Outfits like 99 Dollar Social or 98 Buck Social have become very successful by enticing business owners with their dirt cheap social media content offerings, and they really do what they say they are going to do…populate your social media channels with content. That’s it. You’d be hard pressed to find any sort of language or sales pitches around their offerings having any measurable impact on your business. The question you have to ask yourself is…what’s the point? What’s the point of just doing something to do it? If you can’t easily measure whether something you are doing for your business isn’t benefiting it, you’re wasting time and money.
So what happens when you don’t spend at least $1000/month?
- Poor Content quality. If you’re spending less than $1000/month, chances are you’re getting sub-standard content posted to your channels. This can mean a number of things including your content being outsourced overseas to non-native speaking resources, or simply templatized content that is being repurposed for multiple businesses. Either way, it’s not going to accomplish anything other than populating your social channels with stuff. That’s why you need to allot a hefty budget for it.
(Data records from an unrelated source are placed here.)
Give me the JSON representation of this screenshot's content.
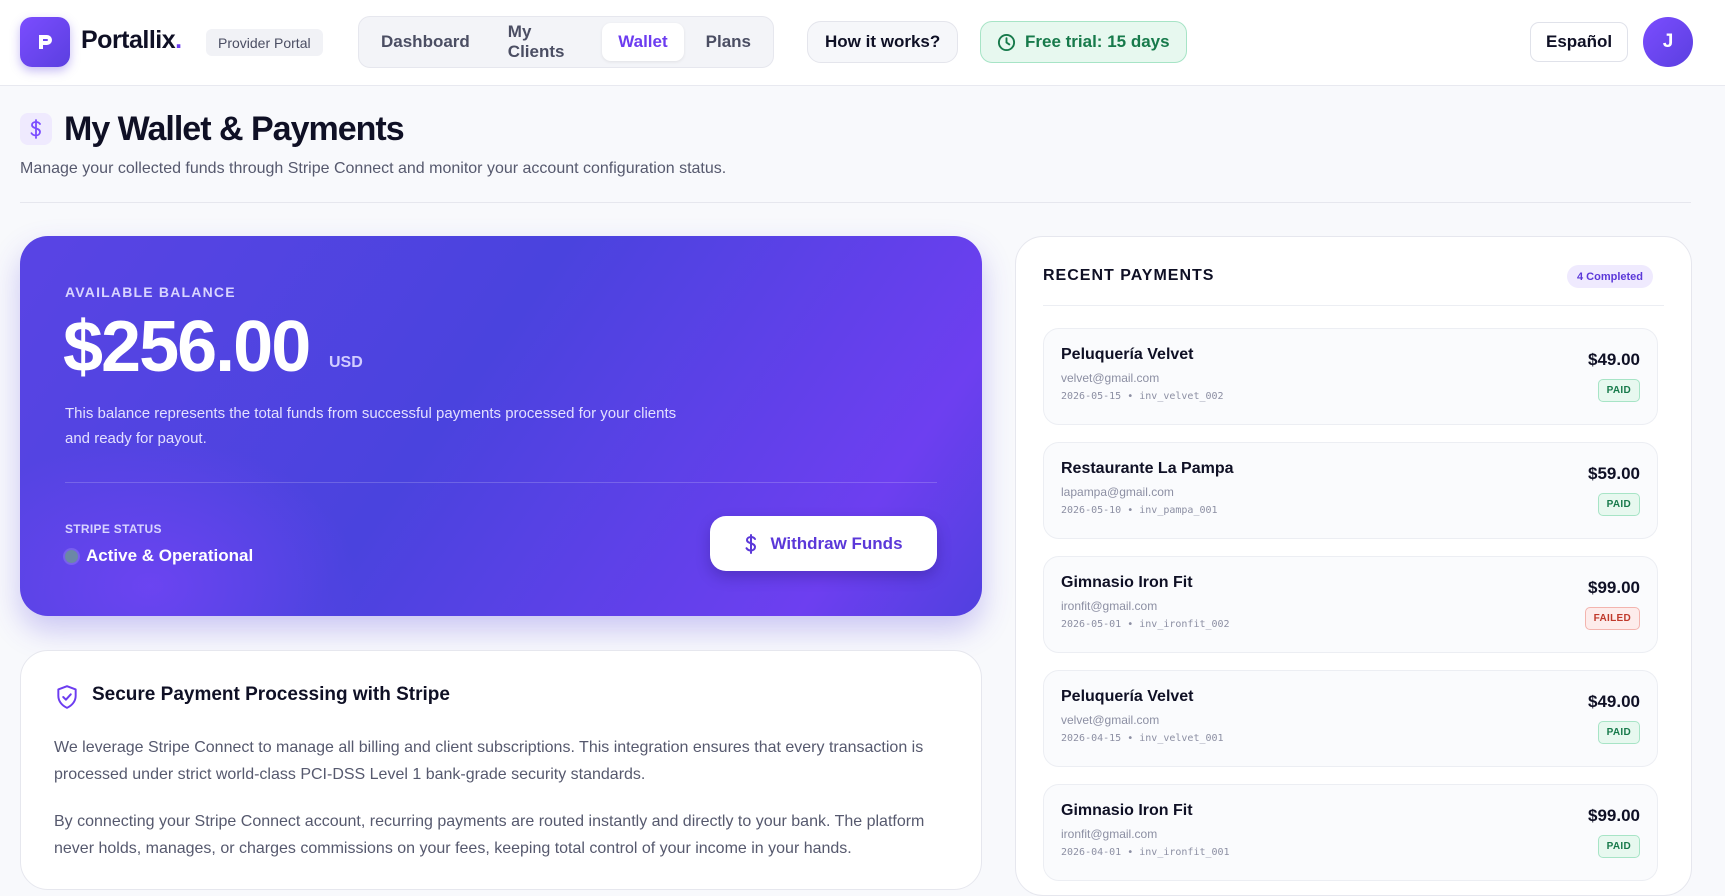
{
  "header": {
    "brand_name": "Portallix",
    "brand_dot": ".",
    "portal_label": "Provider Portal",
    "nav": [
      "Dashboard",
      "My Clients",
      "Wallet",
      "Plans"
    ],
    "active_nav": "Wallet",
    "how_it_works": "How it works?",
    "trial": "Free trial: 15 days",
    "language": "Español",
    "avatar_initial": "J"
  },
  "page": {
    "title": "My Wallet & Payments",
    "subtitle": "Manage your collected funds through Stripe Connect and monitor your account configuration status."
  },
  "balance": {
    "label": "AVAILABLE BALANCE",
    "amount": "$256.00",
    "currency": "USD",
    "description": "This balance represents the total funds from successful payments processed for your clients and ready for payout.",
    "stripe_label": "STRIPE STATUS",
    "stripe_status": "Active & Operational",
    "withdraw_label": "Withdraw Funds"
  },
  "security": {
    "title": "Secure Payment Processing with Stripe",
    "paragraph1": "We leverage Stripe Connect to manage all billing and client subscriptions. This integration ensures that every transaction is processed under strict world-class PCI-DSS Level 1 bank-grade security standards.",
    "paragraph2": "By connecting your Stripe Connect account, recurring payments are routed instantly and directly to your bank. The platform never holds, manages, or charges commissions on your fees, keeping total control of your income in your hands."
  },
  "recent": {
    "title": "RECENT PAYMENTS",
    "badge": "4 Completed",
    "payments": [
      {
        "name": "Peluquería Velvet",
        "email": "velvet@gmail.com",
        "meta": "2026-05-15 • inv_velvet_002",
        "amount": "$49.00",
        "status": "PAID"
      },
      {
        "name": "Restaurante La Pampa",
        "email": "lapampa@gmail.com",
        "meta": "2026-05-10 • inv_pampa_001",
        "amount": "$59.00",
        "status": "PAID"
      },
      {
        "name": "Gimnasio Iron Fit",
        "email": "ironfit@gmail.com",
        "meta": "2026-05-01 • inv_ironfit_002",
        "amount": "$99.00",
        "status": "FAILED"
      },
      {
        "name": "Peluquería Velvet",
        "email": "velvet@gmail.com",
        "meta": "2026-04-15 • inv_velvet_001",
        "amount": "$49.00",
        "status": "PAID"
      },
      {
        "name": "Gimnasio Iron Fit",
        "email": "ironfit@gmail.com",
        "meta": "2026-04-01 • inv_ironfit_001",
        "amount": "$99.00",
        "status": "PAID"
      }
    ]
  },
  "colors": {
    "accent": "#6c3cf0",
    "paid": "#177a4b",
    "failed": "#c0392b"
  }
}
- No paid social. Organic reach on social media is practically non-existent and has continued to plummet as social networks look to increase revenue through their paid offerings. Many reports have organic reach in the single digits which means for every 100 fans or followers you have, you’re lucky if a handful of them actually see what you post. The bottom line is that any successful social media plan HAS to have a paid element as part of it and if you’re paying a few hundred bucks per month for someone to manage that for you, there’s no chance this is part of it.
- Poor service. If you’re spending sub $1000 most agencies or consultants are not making a whole lot, and are less likely to be responsive and available to you. Agencies or consultants that charge less only make money at scale which often means at least hundreds of customers. Chances are you’re one of many and will find yourself lost in the mix.
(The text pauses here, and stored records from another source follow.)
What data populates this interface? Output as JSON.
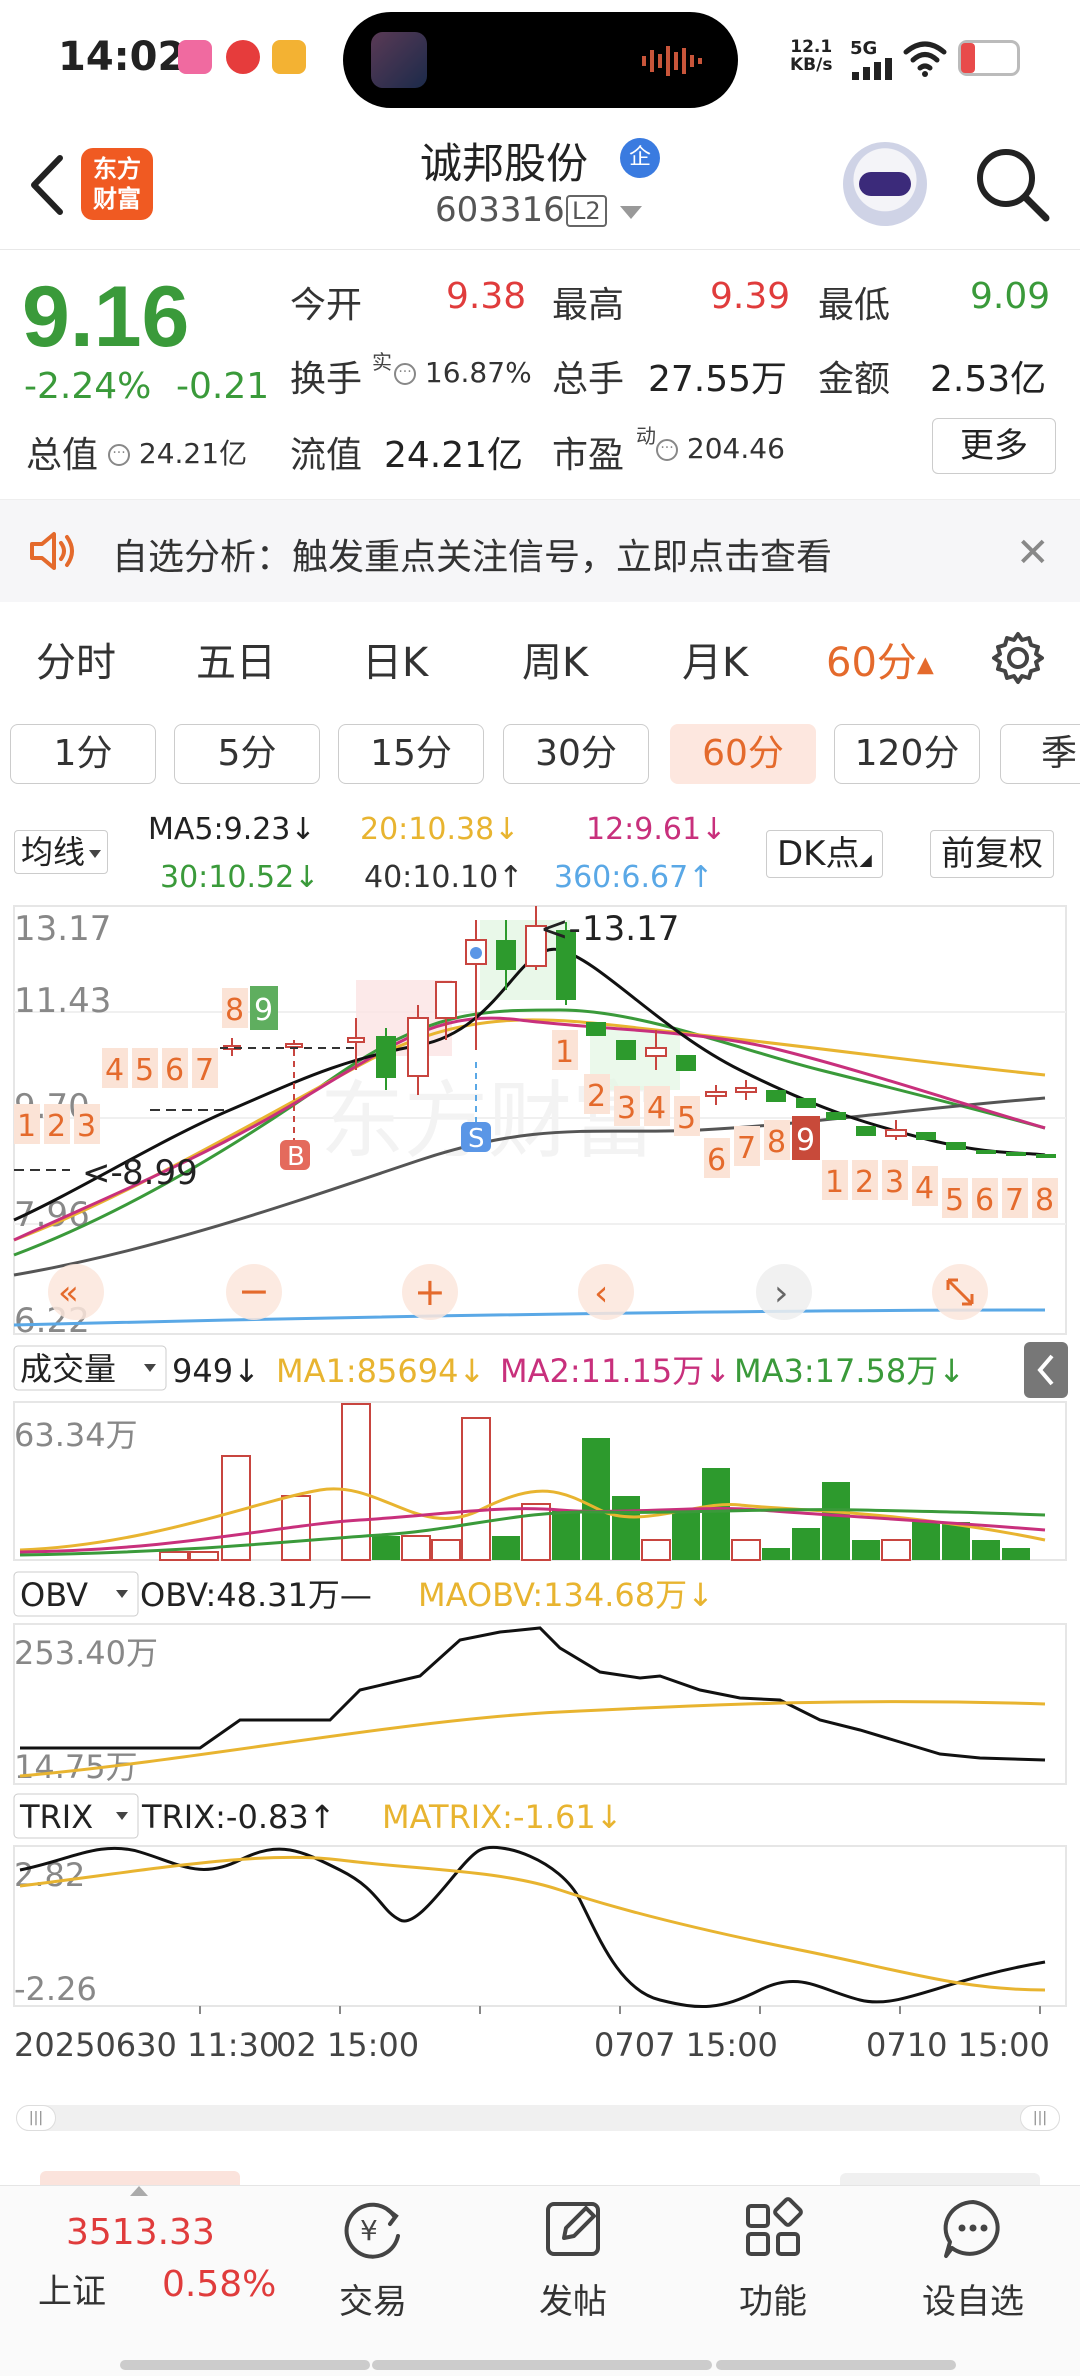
{
  "status": {
    "time": "14:02",
    "net_speed_value": "12.1",
    "net_speed_unit": "KB/s",
    "network": "5G",
    "battery_level": 0.15
  },
  "header": {
    "back_icon": "chevron-left-icon",
    "logo_line1": "东方",
    "logo_line2": "财富",
    "name": "诚邦股份",
    "badge": "企",
    "code": "603316",
    "level": "L2"
  },
  "quote": {
    "price": "9.16",
    "change_pct": "-2.24%",
    "change": "-0.21",
    "open_label": "今开",
    "open": "9.38",
    "high_label": "最高",
    "high": "9.39",
    "low_label": "最低",
    "low": "9.09",
    "turnover_label": "换手",
    "turnover_sup": "实",
    "turnover": "16.87%",
    "volume_label": "总手",
    "volume": "27.55万",
    "amount_label": "金额",
    "amount": "2.53亿",
    "mktcap_label": "总值",
    "mktcap": "24.21亿",
    "float_label": "流值",
    "float": "24.21亿",
    "pe_label": "市盈",
    "pe_sup": "动",
    "pe": "204.46",
    "more_label": "更多"
  },
  "alert": {
    "text": "自选分析：触发重点关注信号，立即点击查看"
  },
  "period_tabs": [
    {
      "label": "分时"
    },
    {
      "label": "五日"
    },
    {
      "label": "日K"
    },
    {
      "label": "周K"
    },
    {
      "label": "月K"
    },
    {
      "label": "60分"
    }
  ],
  "minute_tabs": [
    {
      "label": "1分"
    },
    {
      "label": "5分"
    },
    {
      "label": "15分"
    },
    {
      "label": "30分"
    },
    {
      "label": "60分"
    },
    {
      "label": "120分"
    },
    {
      "label": "季"
    }
  ],
  "indicators": {
    "main_select": "均线",
    "ma5": "MA5:9.23↓",
    "ma20": "20:10.38↓",
    "ma12": "12:9.61↓",
    "ma30": "30:10.52↓",
    "ma40": "40:10.10↑",
    "ma360": "360:6.67↑",
    "dk_button": "DK点",
    "adjust_button": "前复权"
  },
  "main_chart": {
    "y_labels": [
      "13.17",
      "11.43",
      "9.70",
      "7.96",
      "6.22"
    ],
    "high_mark": "13.17",
    "low_mark": "8.99",
    "buy_mark": "B",
    "sell_mark": "S",
    "counts_a": [
      "1",
      "2",
      "3",
      "4",
      "5",
      "6",
      "7",
      "8",
      "9"
    ],
    "counts_b": [
      "1",
      "2",
      "3",
      "4",
      "5",
      "6",
      "7",
      "8",
      "9"
    ],
    "counts_c": [
      "1",
      "2",
      "3",
      "4",
      "5",
      "6",
      "7",
      "8"
    ]
  },
  "volume_panel": {
    "select": "成交量",
    "vol": "949↓",
    "ma1": "MA1:85694↓",
    "ma2": "MA2:11.15万↓",
    "ma3": "MA3:17.58万↓",
    "y_max": "63.34万"
  },
  "obv_panel": {
    "select": "OBV",
    "obv": "OBV:48.31万—",
    "maobv": "MAOBV:134.68万↓",
    "y_max": "253.40万",
    "y_min": "14.75万"
  },
  "trix_panel": {
    "select": "TRIX",
    "trix": "TRIX:-0.83↑",
    "matrix": "MATRIX:-1.61↓",
    "y_max": "2.82",
    "y_min": "-2.26"
  },
  "x_labels": [
    "20250630 11:30",
    "02 15:00",
    "0707 15:00",
    "0710 15:00"
  ],
  "bottom": {
    "index_value": "3513.33",
    "index_name": "上证",
    "index_pct": "0.58%",
    "nav": [
      {
        "label": "交易",
        "icon": "yen-refresh-icon"
      },
      {
        "label": "发帖",
        "icon": "edit-icon"
      },
      {
        "label": "功能",
        "icon": "grid-icon"
      },
      {
        "label": "设自选",
        "icon": "chat-dots-icon"
      }
    ]
  },
  "colors": {
    "up": "#e03c3c",
    "down": "#3a9a3a",
    "accent": "#e46a2c"
  }
}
- No strategy. You’re not going to get any strategic depth. For your social media efforts to truly make any sort of impact on your business, you need real, experienced people spending some amount of time thinking through your business and strategy. You’re just not going to get that for a couple hundred bucks a month. While growing your following should not be the sole focus of your social media strategy, it still pays to have as many followers as possible on social media platforms such as Instagram. There’s plenty of companies like Upleap that can help you get more Instagram followers.
The only exception to the above is handful of specific local business industries that can possibly supplement their social media activity with industry specific content. Business like massage therapists, dentists, lawn care are some examples of industries that can supplement with some templatized content centered around the art, science or philosophies that are fairly standard across all of those businesses. But even spending less still doesn’t replace the need for these types of businesses to still invest time and money into more personalized content and paid strategies.
For many businesses, $1000/month isn’t even enough. If you’re a larger business with closer to 20+ employees or $500k/year in revenue, you need to spend more. Typically $20-$30k/year if you really want to move the needle for your business with your social media efforts. Especially to factor incorporating social media analytics tools into the mix.
The bottom line is that investing in outsourcing your social media is just like anything else in life, you absolutely get what you pay for and if you can’t measure or justify the investments you make in marketing your business, there’s no reason in continuing those relationships.